Ранние книги «Шекспир и его критик Брандес» (СПб, 1898), «Добро в учении гр. Толстого и Фр. Ницше (Философия и проповедь)» (СПб, 1900), «Достоевский и Ницше (философия трагедии)» (СПб, 1903), «Апофеоз беспочвенности. (Опыт адогматического мышления)» (СПб, 1905).[57] были написаны очень страстно, запальчиво, выразительным, точным языком, получили множество разноречивых откликов и принесли автору литературную известность. С тех пор за Шестовым укрепилась репутация «блестящего стилиста», что не совсем верно. Он никогда особенно не заботился о стиле – для философа он писал необыкновенно просто, естественно и ясно: в сущности, это и стало его стилем. Эти книги напоминают драматические судебно-психологические процессы, на которых Кант, Лермонтов, Белинский, Толстой, Достоевский и т. д., их верования и моральные ценности подвергаются – как сказали бы сегодня – тотальной деконструкции, уличаются в неискренности, лжи, лицемерии, кажущимися им спасительными. Лейтмотив этой борьбы Шестова очевиден: все философы, моралисты, учителя жизни в глубине прекрасно сознают всю безнадежность и трагичность человеческого существования и время от времени «проговариваются» об этом. Но в своей массе человечество не желает слышать ни о чем подобном: оно требует от своих учителей надежных, общеобязательных истин – определенной морали, положительной философии, разумно обоснованной религии – все это на поверку оказывается ложью. Лев Толстой переживает драматический кризис, затем отождествляет Бога с «добром» и начинает проповедовать добро как единственную панацею и – как показывает Шестов – лжет и миру, и самому себе.

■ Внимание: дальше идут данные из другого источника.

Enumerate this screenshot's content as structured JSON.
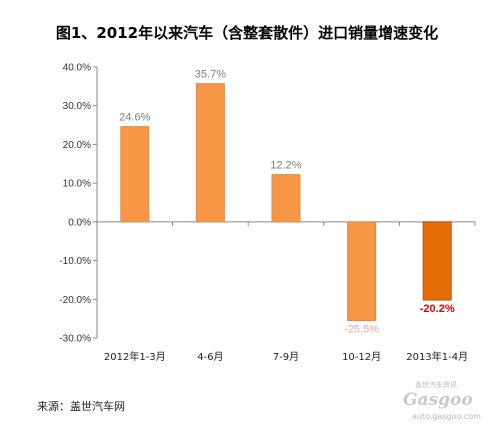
{
  "colors": {
    "bar": "#F79646",
    "bar_edge": "#E38A3F",
    "bar_highlight": "#E36C09",
    "bar_highlight_edge": "#B85508",
    "label_default": "#7F7F7F",
    "label_negative": "#F2A2A2",
    "label_highlight": "#E00000",
    "axis": "#888888",
    "title": "#000000"
  },
  "chart_data": {
    "type": "bar",
    "title": "图1、2012年以来汽车（含整套散件）进口销量增速变化",
    "xlabel": "",
    "ylabel": "",
    "categories": [
      "2012年1-3月",
      "4-6月",
      "7-9月",
      "10-12月",
      "2013年1-4月"
    ],
    "values": [
      24.6,
      35.7,
      12.2,
      -25.5,
      -20.2
    ],
    "value_labels": [
      "24.6%",
      "35.7%",
      "12.2%",
      "-25.5%",
      "-20.2%"
    ],
    "highlight_index": 4,
    "ylim": [
      -30,
      40
    ],
    "y_ticks": [
      40,
      30,
      20,
      10,
      0,
      -10,
      -20,
      -30
    ],
    "y_tick_labels": [
      "40.0%",
      "30.0%",
      "20.0%",
      "10.0%",
      "0.0%",
      "-10.0%",
      "-20.0%",
      "-30.0%"
    ],
    "grid": false,
    "legend": "none"
  },
  "source": "来源：盖世汽车网",
  "watermark": {
    "cn": "盖世汽车资讯",
    "logo": "Gasgoo",
    "url": "auto.gasgoo.com"
  }
}
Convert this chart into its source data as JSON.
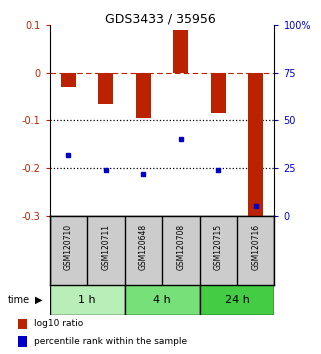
{
  "title": "GDS3433 / 35956",
  "samples": [
    "GSM120710",
    "GSM120711",
    "GSM120648",
    "GSM120708",
    "GSM120715",
    "GSM120716"
  ],
  "groups": [
    {
      "label": "1 h",
      "samples": [
        0,
        1
      ],
      "color": "#b8eeb8"
    },
    {
      "label": "4 h",
      "samples": [
        2,
        3
      ],
      "color": "#78e078"
    },
    {
      "label": "24 h",
      "samples": [
        4,
        5
      ],
      "color": "#44cc44"
    }
  ],
  "log10_ratio": [
    -0.03,
    -0.065,
    -0.095,
    0.09,
    -0.085,
    -0.305
  ],
  "percentile_rank": [
    32,
    24,
    22,
    40,
    24,
    5
  ],
  "ylim_left": [
    -0.3,
    0.1
  ],
  "ylim_right": [
    0,
    100
  ],
  "bar_color": "#bb2200",
  "dot_color": "#0000cc",
  "ref_line_color": "#bb2200",
  "grid_line_color": "#000000",
  "background_color": "#ffffff",
  "plot_bg_color": "#ffffff",
  "sample_bg_color": "#cccccc",
  "yticks_left": [
    -0.3,
    -0.2,
    -0.1,
    0,
    0.1
  ],
  "yticks_right": [
    0,
    25,
    50,
    75,
    100
  ]
}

Достоевский, переживший ужас и потрясение в минуты перед смертной казнью, а потом на каторге, и с необыкновенной силой воплотивший их в своей прозе, приходит к «спасительному» почвенническому национализму, монархизму и убеждению в том, что истины христианской веры хранит только русский народ-богоносец. Даже Ницше, наиболее последовательный и трагический мыслитель, безжалостно разгромивший всю предшествующую культуру, был вынужден постулировать «вечное возвращение» и прославлять двусмысленного «сверхчеловека».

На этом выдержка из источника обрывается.